As a consequence, in enforcing the national law on media concentration, the Italian regulator might interpret it expansively, thereby including the impact on editorial independence as one of the elements to be considered when assessing its impact on pluralism, and therefore imposing conditions on the operation that respect editorial independence. On the contrary, failing to apply Art. 22 to an important merger would constitute an infringement of a European Union regulation; in this case, the European Commission may initiate an infringement procedure, and the obligation to lay down a new law on media mergers assessment would follow. One should also highlight the possibility for the European Media Board to step in the process, in two ways: it could be asked its opinion on the matter by the Italian regulator; or, considering the fact that the operation involves media companies based in several EU Member States, the European Media Board could draw up an opinion on its own initiative (Art. 23 EMFA).

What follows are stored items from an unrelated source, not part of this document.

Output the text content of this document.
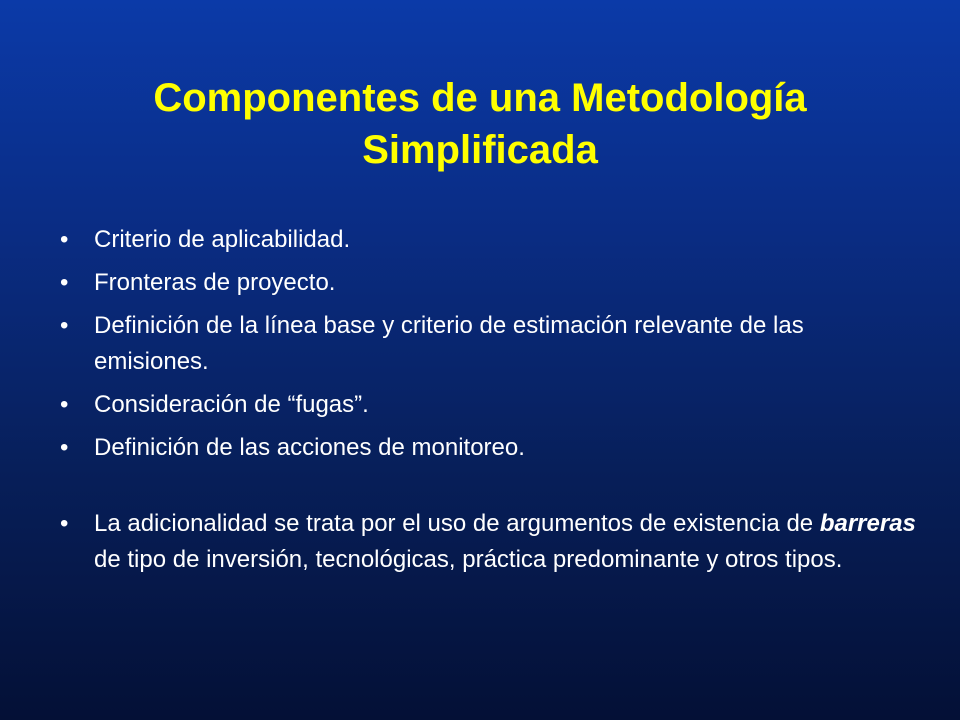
Componentes de una Metodología
Simplificada
• Criterio de aplicabilidad.
• Fronteras de proyecto.
• Definición de la línea base y criterio de estimación relevante de las emisiones.
• Consideración de “fugas”.
• Definición de las acciones de monitoreo.
• La adicionalidad se trata por el uso de argumentos de existencia de barreras de tipo de inversión, tecnológicas, práctica predominante y otros tipos.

The way in which Art. 22 EMFA will be interpreted and applied in the case of the change of ownership of the prominent Italian group GEDI is relevant not only for Italy but also for testing the implementation of the EMFA itself. Combining the existing national law and the criteria and provisions of the European regulation is, by no doubt, the shortest and easiest way to implement EMFA. As a precedent, the recent case of the acquisition of RTL Nederland by DPG Media can be mentioned. In this case, even if not obliged by the law, and before the entry into implementation of art. 22 EMFA, the Dutch competition authority, asked the Commissariaat voor de Media for advice, and the merger was approved by the competition authority, subject to strict conditions aimed at safeguarding media pluralism and editorial independence. In this case, it can be said that EMFA criteria were anticipated and taken into consideration by the competition authority in its merger evaluation. Alternatively, the lack of intervention and assessment by the AGCOM in the GEDI-Antenna case would lead to the conclusion that Italy is in breach of European law, and that the Italian legal framework on media market concentration must be reformed to comply with Art. 22 EMFA.
 
The analysis in this blog post was developed in consultation with the CMPF research team. The views and conclusions expressed are the author’s own.
References
1 art. 13 DPCM 179/2020, and art. 4 (1) Regulation (EU) 2019/452 of the European Parliament and of the Council of 19 March 2019 establishing a framework for the screening of foreign direct investments into the Union)
2 (Art. 22 and Art. 23 Regulation (EU) 2024/1083 of the European Parliament and of the Council of 11 April 2024 establishing a common framework for media services in the internal market and amending Directive 2010/13/EU, European Media Freedom Act).